Definition
Query rewriting is the process of transforming a user’s original query into one or more reformulated queries that are more effective for retrieval. The original query may be ambiguous, use informal language, lack technical terminology, or be structured in a way that does not match how information is stored in the knowledge base. Query rewriting bridges this gap by generating alternative formulations that better align with the indexed content while preserving the user’s intent. In Belgian tax law, query rewriting is particularly important because users may phrase questions in everyday language while the underlying legislation uses precise legal terminology, and the same concept may be expressed differently across Dutch, French, and German legal texts.
Why it matters
- Vocabulary mismatch — a user asking about “inheritance tax in Flanders” needs the system to also search for “erfbelasting” (Dutch), “Vlaamse Codex Fiscaliteit”, and the specific article references that contain the relevant provisions; without rewriting, lexical search would miss these matches
- Intent clarification — ambiguous queries like “tax on shares” could refer to the TOB (tax on stock exchange transactions), dividend withholding tax, or capital gains taxation; rewriting can decompose such queries into more specific variants
- Multilingual bridging — Belgian law exists in Dutch and French (and sometimes German); query rewriting can generate cross-lingual variants so that relevant provisions are found regardless of which language the user queries in
- Retrieval quality — well-rewritten queries consistently improve both precision and recall compared to using the raw user input, because they align more closely with the terminology and structure of the indexed documents
How it works
Query rewriting can be implemented through several approaches, often combined:
Rule-based rewriting applies deterministic transformations: expanding known abbreviations (WIB → Wetboek van de Inkomstenbelastingen), adding standard legal references when specific terms are detected, or normalising date formats. These rules are fast and predictable but limited to anticipated patterns.
LLM-based rewriting uses a language model to understand the user’s intent and generate reformulated queries. The model can decompose a complex question into sub-queries, add relevant technical terms, generate cross-lingual variants, and remove unnecessary words. This is more flexible than rules but adds latency and requires careful prompting to avoid changing the query’s meaning.
Hypothetical document generation (HyDE) takes rewriting further: instead of reformulating the query, the system generates a hypothetical ideal answer and uses that answer’s embedding for retrieval. This can be effective when the user’s question is very different in style from the documents being searched — the hypothetical answer bridges the gap by being written in document-like language.
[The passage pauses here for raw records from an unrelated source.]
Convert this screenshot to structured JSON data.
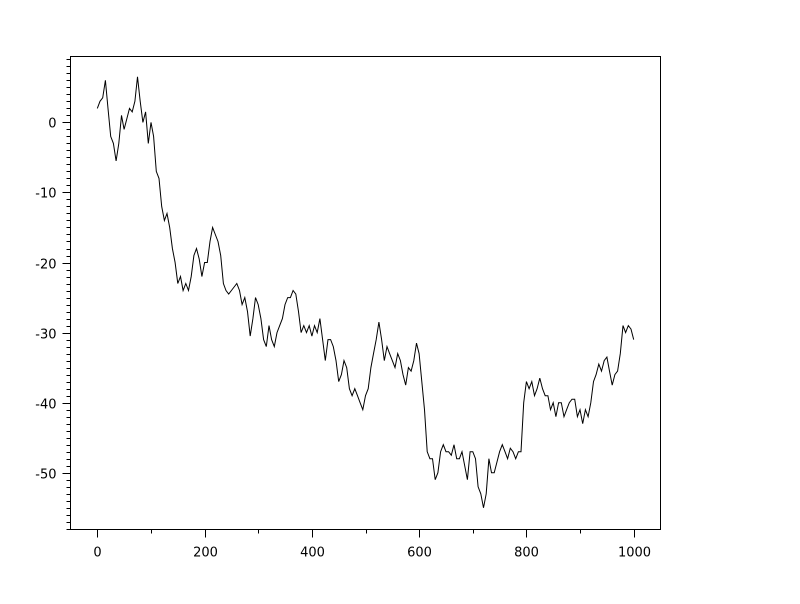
{
  "chart_data": {
    "type": "line",
    "title": "",
    "xlabel": "",
    "ylabel": "",
    "xlim": [
      -50,
      1050
    ],
    "ylim": [
      -58.1,
      9.4
    ],
    "x_ticks": [
      0,
      200,
      400,
      600,
      800,
      1000
    ],
    "x_minor_ticks": [
      100,
      300,
      500,
      700,
      900
    ],
    "y_ticks": [
      0,
      -10,
      -20,
      -30,
      -40,
      -50
    ],
    "y_minor_step": 1,
    "grid": false,
    "line_color": "#000000",
    "series": [
      {
        "points": [
          [
            0,
            2
          ],
          [
            5,
            3
          ],
          [
            10,
            3.5
          ],
          [
            15,
            6
          ],
          [
            20,
            2
          ],
          [
            25,
            -2
          ],
          [
            30,
            -3
          ],
          [
            35,
            -5.5
          ],
          [
            40,
            -3
          ],
          [
            45,
            1
          ],
          [
            50,
            -1
          ],
          [
            55,
            0.5
          ],
          [
            60,
            2
          ],
          [
            65,
            1.5
          ],
          [
            70,
            3
          ],
          [
            75,
            6.5
          ],
          [
            80,
            3
          ],
          [
            85,
            0
          ],
          [
            90,
            1.5
          ],
          [
            95,
            -3
          ],
          [
            100,
            0
          ],
          [
            105,
            -2
          ],
          [
            110,
            -7
          ],
          [
            115,
            -8
          ],
          [
            120,
            -12
          ],
          [
            125,
            -14
          ],
          [
            130,
            -13
          ],
          [
            135,
            -15
          ],
          [
            140,
            -18
          ],
          [
            145,
            -20
          ],
          [
            150,
            -23
          ],
          [
            155,
            -22
          ],
          [
            160,
            -24
          ],
          [
            165,
            -23
          ],
          [
            170,
            -24
          ],
          [
            175,
            -22
          ],
          [
            180,
            -19
          ],
          [
            185,
            -18
          ],
          [
            190,
            -19.5
          ],
          [
            195,
            -22
          ],
          [
            200,
            -20
          ],
          [
            205,
            -20
          ],
          [
            210,
            -17
          ],
          [
            215,
            -15
          ],
          [
            220,
            -16
          ],
          [
            225,
            -17
          ],
          [
            230,
            -19
          ],
          [
            235,
            -23
          ],
          [
            240,
            -24
          ],
          [
            245,
            -24.5
          ],
          [
            250,
            -24
          ],
          [
            255,
            -23.5
          ],
          [
            260,
            -23
          ],
          [
            265,
            -24
          ],
          [
            270,
            -26
          ],
          [
            275,
            -25
          ],
          [
            280,
            -27
          ],
          [
            285,
            -30.5
          ],
          [
            290,
            -28
          ],
          [
            295,
            -25
          ],
          [
            300,
            -26
          ],
          [
            305,
            -28
          ],
          [
            310,
            -31
          ],
          [
            315,
            -32
          ],
          [
            320,
            -29
          ],
          [
            325,
            -31
          ],
          [
            330,
            -32
          ],
          [
            335,
            -30
          ],
          [
            340,
            -29
          ],
          [
            345,
            -28
          ],
          [
            350,
            -26
          ],
          [
            355,
            -25
          ],
          [
            360,
            -25
          ],
          [
            365,
            -24
          ],
          [
            370,
            -24.5
          ],
          [
            375,
            -27
          ],
          [
            380,
            -30
          ],
          [
            385,
            -29
          ],
          [
            390,
            -30
          ],
          [
            395,
            -29
          ],
          [
            400,
            -30.5
          ],
          [
            405,
            -29
          ],
          [
            410,
            -30
          ],
          [
            415,
            -28
          ],
          [
            420,
            -31
          ],
          [
            425,
            -34
          ],
          [
            430,
            -31
          ],
          [
            435,
            -31
          ],
          [
            440,
            -32
          ],
          [
            445,
            -34
          ],
          [
            450,
            -37
          ],
          [
            455,
            -36
          ],
          [
            460,
            -34
          ],
          [
            465,
            -35
          ],
          [
            470,
            -38
          ],
          [
            475,
            -39
          ],
          [
            480,
            -38
          ],
          [
            485,
            -39
          ],
          [
            490,
            -40
          ],
          [
            495,
            -41
          ],
          [
            500,
            -39
          ],
          [
            505,
            -38
          ],
          [
            510,
            -35
          ],
          [
            515,
            -33
          ],
          [
            520,
            -31
          ],
          [
            525,
            -28.5
          ],
          [
            530,
            -31
          ],
          [
            535,
            -34
          ],
          [
            540,
            -32
          ],
          [
            545,
            -33
          ],
          [
            550,
            -34
          ],
          [
            555,
            -35
          ],
          [
            560,
            -33
          ],
          [
            565,
            -34
          ],
          [
            570,
            -36
          ],
          [
            575,
            -37.5
          ],
          [
            580,
            -35
          ],
          [
            585,
            -35.5
          ],
          [
            590,
            -34
          ],
          [
            595,
            -31.5
          ],
          [
            600,
            -33
          ],
          [
            605,
            -37
          ],
          [
            610,
            -41
          ],
          [
            615,
            -47
          ],
          [
            620,
            -48
          ],
          [
            625,
            -48
          ],
          [
            630,
            -51
          ],
          [
            635,
            -50
          ],
          [
            640,
            -47
          ],
          [
            645,
            -46
          ],
          [
            650,
            -47
          ],
          [
            655,
            -47
          ],
          [
            660,
            -47.5
          ],
          [
            665,
            -46
          ],
          [
            670,
            -48
          ],
          [
            675,
            -48
          ],
          [
            680,
            -47
          ],
          [
            685,
            -49
          ],
          [
            690,
            -51
          ],
          [
            695,
            -47
          ],
          [
            700,
            -47
          ],
          [
            705,
            -48
          ],
          [
            710,
            -52
          ],
          [
            715,
            -53
          ],
          [
            720,
            -55
          ],
          [
            725,
            -53
          ],
          [
            730,
            -48
          ],
          [
            735,
            -50
          ],
          [
            740,
            -50
          ],
          [
            745,
            -48.5
          ],
          [
            750,
            -47
          ],
          [
            755,
            -46
          ],
          [
            760,
            -47
          ],
          [
            765,
            -48
          ],
          [
            770,
            -46.5
          ],
          [
            775,
            -47
          ],
          [
            780,
            -48
          ],
          [
            785,
            -47
          ],
          [
            790,
            -47
          ],
          [
            795,
            -40
          ],
          [
            800,
            -37
          ],
          [
            805,
            -38
          ],
          [
            810,
            -37
          ],
          [
            815,
            -39
          ],
          [
            820,
            -38
          ],
          [
            825,
            -36.5
          ],
          [
            830,
            -38
          ],
          [
            835,
            -39
          ],
          [
            840,
            -39
          ],
          [
            845,
            -41
          ],
          [
            850,
            -40
          ],
          [
            855,
            -42
          ],
          [
            860,
            -40
          ],
          [
            865,
            -40
          ],
          [
            870,
            -42
          ],
          [
            875,
            -41
          ],
          [
            880,
            -40
          ],
          [
            885,
            -39.5
          ],
          [
            890,
            -39.5
          ],
          [
            895,
            -42
          ],
          [
            900,
            -41
          ],
          [
            905,
            -43
          ],
          [
            910,
            -41
          ],
          [
            915,
            -42
          ],
          [
            920,
            -40
          ],
          [
            925,
            -37
          ],
          [
            930,
            -36
          ],
          [
            935,
            -34.5
          ],
          [
            940,
            -35.5
          ],
          [
            945,
            -34
          ],
          [
            950,
            -33.5
          ],
          [
            955,
            -35.5
          ],
          [
            960,
            -37.5
          ],
          [
            965,
            -36
          ],
          [
            970,
            -35.5
          ],
          [
            975,
            -33
          ],
          [
            980,
            -29
          ],
          [
            985,
            -30
          ],
          [
            990,
            -29
          ],
          [
            995,
            -29.5
          ],
          [
            1000,
            -31
          ]
        ]
      }
    ]
  }
}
Multi-query generation produces several alternative formulations from a single user query. Each variant emphasises a different aspect or uses different terminology. The retrieval results from all variants are merged and deduplicated, increasing the chance of finding all relevant documents.
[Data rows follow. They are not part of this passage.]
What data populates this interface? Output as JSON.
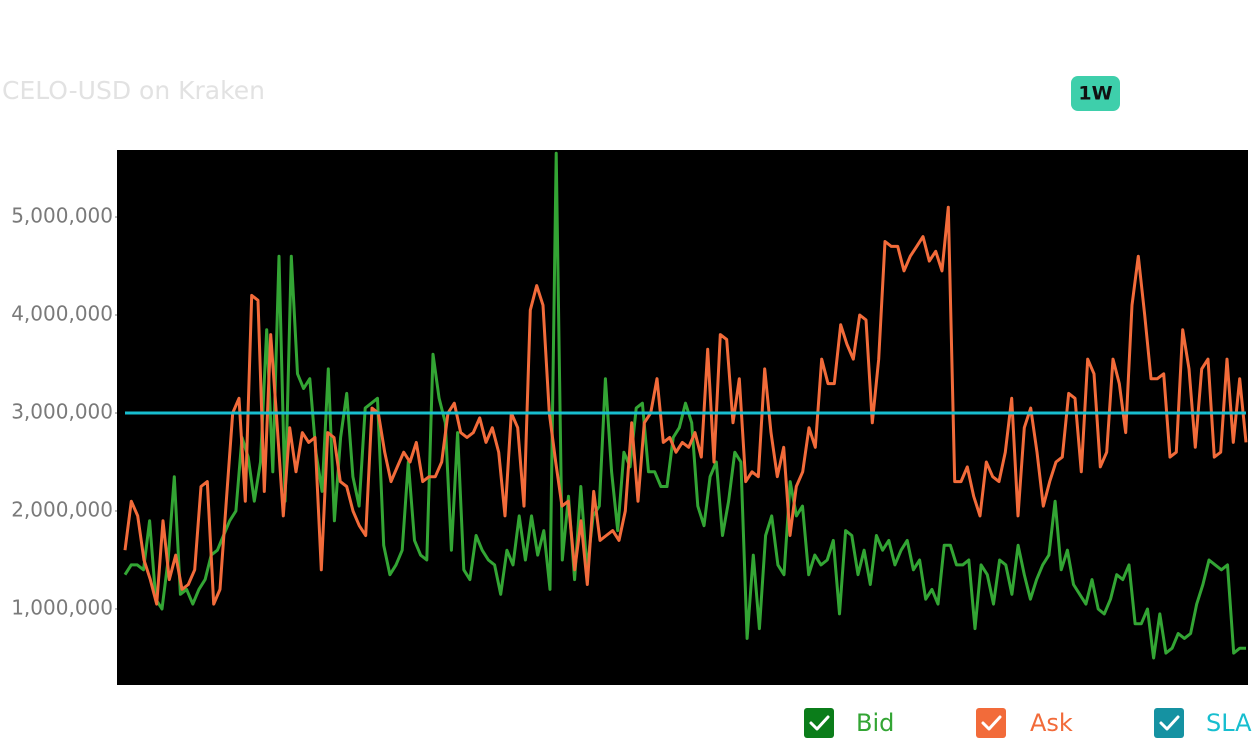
{
  "range_button": "1W",
  "chart_data": {
    "type": "line",
    "title": "CELO-USD on Kraken",
    "ylim": [
      224000,
      5684000
    ],
    "yticks": [
      {
        "value": 1000000,
        "label": "1,000,000"
      },
      {
        "value": 2000000,
        "label": "2,000,000"
      },
      {
        "value": 3000000,
        "label": "3,000,000"
      },
      {
        "value": 4000000,
        "label": "4,000,000"
      },
      {
        "value": 5000000,
        "label": "5,000,000"
      }
    ],
    "grid": false,
    "legend": "bottom-right",
    "series": [
      {
        "name": "Bid",
        "color": "#33a534",
        "values": [
          1350000,
          1450000,
          1450000,
          1400000,
          1900000,
          1100000,
          1000000,
          1500000,
          2350000,
          1150000,
          1200000,
          1050000,
          1200000,
          1300000,
          1550000,
          1600000,
          1750000,
          1900000,
          2000000,
          2750000,
          2550000,
          2100000,
          2500000,
          3850000,
          2400000,
          4600000,
          2100000,
          4600000,
          3400000,
          3250000,
          3350000,
          2600000,
          2200000,
          3450000,
          1900000,
          2750000,
          3200000,
          2350000,
          2050000,
          3050000,
          3100000,
          3150000,
          1650000,
          1350000,
          1450000,
          1600000,
          2500000,
          1700000,
          1550000,
          1500000,
          3600000,
          3150000,
          2900000,
          1600000,
          2800000,
          1400000,
          1300000,
          1750000,
          1600000,
          1500000,
          1450000,
          1150000,
          1600000,
          1450000,
          1950000,
          1500000,
          1950000,
          1550000,
          1800000,
          1200000,
          5650000,
          1500000,
          2150000,
          1300000,
          2250000,
          1400000,
          1950000,
          2050000,
          3350000,
          2400000,
          1800000,
          2600000,
          2450000,
          3050000,
          3100000,
          2400000,
          2400000,
          2250000,
          2250000,
          2750000,
          2850000,
          3100000,
          2900000,
          2050000,
          1850000,
          2350000,
          2500000,
          1750000,
          2100000,
          2600000,
          2500000,
          700000,
          1550000,
          800000,
          1750000,
          1950000,
          1450000,
          1350000,
          2300000,
          1950000,
          2050000,
          1350000,
          1550000,
          1450000,
          1500000,
          1700000,
          950000,
          1800000,
          1750000,
          1350000,
          1600000,
          1250000,
          1750000,
          1600000,
          1700000,
          1450000,
          1600000,
          1700000,
          1400000,
          1500000,
          1100000,
          1200000,
          1050000,
          1650000,
          1650000,
          1450000,
          1450000,
          1500000,
          800000,
          1450000,
          1350000,
          1050000,
          1500000,
          1450000,
          1150000,
          1650000,
          1350000,
          1100000,
          1300000,
          1450000,
          1550000,
          2100000,
          1400000,
          1600000,
          1250000,
          1150000,
          1050000,
          1300000,
          1000000,
          950000,
          1100000,
          1350000,
          1300000,
          1450000,
          850000,
          850000,
          1000000,
          500000,
          950000,
          550000,
          600000,
          750000,
          700000,
          750000,
          1050000,
          1250000,
          1500000,
          1450000,
          1400000,
          1450000,
          550000,
          600000,
          600000
        ]
      },
      {
        "name": "Ask",
        "color": "#f26b3a",
        "values": [
          1600000,
          2100000,
          1950000,
          1500000,
          1300000,
          1050000,
          1900000,
          1300000,
          1550000,
          1200000,
          1250000,
          1400000,
          2250000,
          2300000,
          1050000,
          1200000,
          2100000,
          3000000,
          3150000,
          2100000,
          4200000,
          4150000,
          2200000,
          3800000,
          2900000,
          1950000,
          2850000,
          2400000,
          2800000,
          2700000,
          2750000,
          1400000,
          2800000,
          2750000,
          2300000,
          2250000,
          2000000,
          1850000,
          1750000,
          3050000,
          3000000,
          2600000,
          2300000,
          2450000,
          2600000,
          2500000,
          2700000,
          2300000,
          2350000,
          2350000,
          2500000,
          3000000,
          3100000,
          2800000,
          2750000,
          2800000,
          2950000,
          2700000,
          2850000,
          2600000,
          1950000,
          3000000,
          2850000,
          2050000,
          4050000,
          4300000,
          4100000,
          3000000,
          2500000,
          2050000,
          2100000,
          1400000,
          1900000,
          1250000,
          2200000,
          1700000,
          1750000,
          1800000,
          1700000,
          2000000,
          2900000,
          2100000,
          2900000,
          3000000,
          3350000,
          2700000,
          2750000,
          2600000,
          2700000,
          2650000,
          2800000,
          2550000,
          3650000,
          2500000,
          3800000,
          3750000,
          2900000,
          3350000,
          2300000,
          2400000,
          2350000,
          3450000,
          2800000,
          2350000,
          2650000,
          1750000,
          2250000,
          2400000,
          2850000,
          2650000,
          3550000,
          3300000,
          3300000,
          3900000,
          3700000,
          3550000,
          4000000,
          3950000,
          2900000,
          3550000,
          4750000,
          4700000,
          4700000,
          4450000,
          4600000,
          4700000,
          4800000,
          4550000,
          4650000,
          4450000,
          5100000,
          2300000,
          2300000,
          2450000,
          2150000,
          1950000,
          2500000,
          2350000,
          2300000,
          2600000,
          3150000,
          1950000,
          2850000,
          3050000,
          2600000,
          2050000,
          2300000,
          2500000,
          2550000,
          3200000,
          3150000,
          2400000,
          3550000,
          3400000,
          2450000,
          2600000,
          3550000,
          3300000,
          2800000,
          4100000,
          4600000,
          4000000,
          3350000,
          3350000,
          3400000,
          2550000,
          2600000,
          3850000,
          3450000,
          2650000,
          3450000,
          3550000,
          2550000,
          2600000,
          3550000,
          2700000,
          3350000,
          2700000
        ]
      },
      {
        "name": "SLA",
        "color": "#17becf",
        "values": [
          3000000,
          3000000
        ]
      }
    ]
  }
}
In practice, query rewriting is applied before the retrieval step in the pipeline. The original query is preserved alongside the rewritten variants so that the system can attribute results back to the original intent and explain why particular documents were retrieved.
Common questions
Q: Can query rewriting change the meaning of the question?
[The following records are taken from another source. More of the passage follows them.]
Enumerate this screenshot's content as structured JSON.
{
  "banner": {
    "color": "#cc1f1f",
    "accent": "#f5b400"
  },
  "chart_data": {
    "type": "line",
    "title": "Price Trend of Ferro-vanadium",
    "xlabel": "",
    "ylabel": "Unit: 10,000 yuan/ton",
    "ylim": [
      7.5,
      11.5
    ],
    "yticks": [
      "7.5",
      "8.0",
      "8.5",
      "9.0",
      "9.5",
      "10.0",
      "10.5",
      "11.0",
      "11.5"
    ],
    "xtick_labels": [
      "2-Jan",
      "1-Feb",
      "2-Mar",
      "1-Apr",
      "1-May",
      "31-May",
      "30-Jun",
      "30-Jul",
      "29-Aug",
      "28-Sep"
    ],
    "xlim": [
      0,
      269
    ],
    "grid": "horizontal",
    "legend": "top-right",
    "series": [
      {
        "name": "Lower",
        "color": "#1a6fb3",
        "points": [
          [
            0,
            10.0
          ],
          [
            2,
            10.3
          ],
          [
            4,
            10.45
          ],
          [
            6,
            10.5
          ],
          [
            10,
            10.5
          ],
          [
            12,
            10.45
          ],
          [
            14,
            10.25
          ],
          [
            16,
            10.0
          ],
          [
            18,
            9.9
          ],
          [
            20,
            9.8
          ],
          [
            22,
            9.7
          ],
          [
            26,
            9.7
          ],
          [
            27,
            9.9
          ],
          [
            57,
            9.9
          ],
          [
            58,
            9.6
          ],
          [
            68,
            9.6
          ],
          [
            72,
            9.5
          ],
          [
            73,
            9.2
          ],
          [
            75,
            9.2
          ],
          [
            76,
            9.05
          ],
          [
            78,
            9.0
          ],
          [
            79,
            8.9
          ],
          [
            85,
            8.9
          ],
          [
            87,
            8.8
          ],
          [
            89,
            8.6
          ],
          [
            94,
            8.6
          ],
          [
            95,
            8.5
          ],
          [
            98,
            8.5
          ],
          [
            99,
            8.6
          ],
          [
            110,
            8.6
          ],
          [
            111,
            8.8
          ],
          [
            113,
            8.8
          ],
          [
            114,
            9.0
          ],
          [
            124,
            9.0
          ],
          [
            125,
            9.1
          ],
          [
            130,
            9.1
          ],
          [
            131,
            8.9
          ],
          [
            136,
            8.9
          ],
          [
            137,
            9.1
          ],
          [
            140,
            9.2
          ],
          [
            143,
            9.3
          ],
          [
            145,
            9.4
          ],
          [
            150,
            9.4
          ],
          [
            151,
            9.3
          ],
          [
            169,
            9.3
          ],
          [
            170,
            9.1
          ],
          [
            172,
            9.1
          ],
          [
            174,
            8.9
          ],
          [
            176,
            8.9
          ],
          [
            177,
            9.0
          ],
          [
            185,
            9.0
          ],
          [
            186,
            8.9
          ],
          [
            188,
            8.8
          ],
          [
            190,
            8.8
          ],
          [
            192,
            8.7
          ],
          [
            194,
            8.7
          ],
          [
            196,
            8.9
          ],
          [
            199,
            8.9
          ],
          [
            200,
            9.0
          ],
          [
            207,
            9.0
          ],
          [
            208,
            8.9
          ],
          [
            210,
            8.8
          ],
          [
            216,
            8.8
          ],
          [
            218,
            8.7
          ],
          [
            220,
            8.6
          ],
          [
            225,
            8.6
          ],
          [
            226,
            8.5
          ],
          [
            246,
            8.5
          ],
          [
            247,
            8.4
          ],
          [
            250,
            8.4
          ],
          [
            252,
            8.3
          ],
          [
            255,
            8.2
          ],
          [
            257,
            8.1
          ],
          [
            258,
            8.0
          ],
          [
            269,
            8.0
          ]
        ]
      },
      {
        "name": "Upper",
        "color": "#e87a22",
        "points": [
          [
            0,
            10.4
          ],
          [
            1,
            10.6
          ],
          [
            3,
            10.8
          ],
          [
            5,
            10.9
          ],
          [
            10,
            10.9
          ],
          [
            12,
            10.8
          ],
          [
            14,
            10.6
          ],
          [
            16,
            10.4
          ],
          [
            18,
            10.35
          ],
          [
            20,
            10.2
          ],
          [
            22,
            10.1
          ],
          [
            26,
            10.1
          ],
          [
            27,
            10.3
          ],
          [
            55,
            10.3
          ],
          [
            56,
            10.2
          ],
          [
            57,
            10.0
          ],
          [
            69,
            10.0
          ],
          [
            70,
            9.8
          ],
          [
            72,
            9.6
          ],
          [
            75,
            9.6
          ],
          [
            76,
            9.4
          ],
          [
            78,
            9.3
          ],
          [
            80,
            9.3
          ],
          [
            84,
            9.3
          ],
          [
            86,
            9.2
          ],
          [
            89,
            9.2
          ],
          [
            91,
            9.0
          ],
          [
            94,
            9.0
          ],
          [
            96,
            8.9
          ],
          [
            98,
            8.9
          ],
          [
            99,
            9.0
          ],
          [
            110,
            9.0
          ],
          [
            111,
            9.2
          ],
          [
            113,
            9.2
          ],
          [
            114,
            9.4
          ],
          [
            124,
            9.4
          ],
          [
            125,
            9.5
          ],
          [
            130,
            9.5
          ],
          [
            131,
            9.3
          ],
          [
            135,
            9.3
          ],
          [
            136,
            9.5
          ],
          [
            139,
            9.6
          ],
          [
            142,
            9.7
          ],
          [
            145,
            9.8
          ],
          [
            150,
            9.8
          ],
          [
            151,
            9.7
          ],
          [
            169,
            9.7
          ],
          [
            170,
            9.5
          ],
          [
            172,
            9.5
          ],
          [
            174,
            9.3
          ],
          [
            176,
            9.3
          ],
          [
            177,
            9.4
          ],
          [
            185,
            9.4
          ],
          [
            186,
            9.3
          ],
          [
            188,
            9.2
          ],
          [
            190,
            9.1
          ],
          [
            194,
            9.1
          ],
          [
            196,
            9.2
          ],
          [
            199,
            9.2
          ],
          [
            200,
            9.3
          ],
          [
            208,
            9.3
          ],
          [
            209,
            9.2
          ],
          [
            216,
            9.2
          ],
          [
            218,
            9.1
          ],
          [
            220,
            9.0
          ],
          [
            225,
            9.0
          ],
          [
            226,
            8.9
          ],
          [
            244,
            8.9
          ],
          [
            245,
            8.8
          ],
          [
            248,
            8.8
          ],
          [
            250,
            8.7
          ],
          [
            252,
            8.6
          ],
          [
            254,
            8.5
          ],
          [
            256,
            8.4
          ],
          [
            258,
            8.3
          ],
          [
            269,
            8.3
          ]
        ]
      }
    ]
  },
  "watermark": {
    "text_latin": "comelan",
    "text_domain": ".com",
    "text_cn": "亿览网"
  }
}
A: It should not, but it can if poorly implemented. Effective query rewriting preserves the user’s intent while improving retrieval effectiveness. Safeguards include always including the original query as one of the retrieval inputs, and using constrained prompts that instruct the rewriting model to reformulate without changing meaning.
Q: How does query rewriting differ from query expansion?
A: Query expansion specifically adds terms (synonyms, related concepts) to broaden the search. Query rewriting is broader — it includes expansion but also restructuring, decomposition, cross-lingual translation, and intent clarification. Expansion is a subset of rewriting.
References
Fengran Mo et al. (2023), “ConvGQR: Generative Query Reformulation for Conversational Search”, Annual Meeting of the Association for Computational Linguistics.
Sheng-Chieh Lin et al. (2021), “Multi-Stage Conversational Passage Retrieval: An Approach to Fusing Term Importance Estimation and Neural Query Rewriting”, ACM Trans. Inf. Syst..
Sheng-Chieh Lin et al. (2021), “Contextualized Query Embeddings for Conversational Search”, Proceedings of the 2021 Conference on Empirical Methods in Natural Language Processing.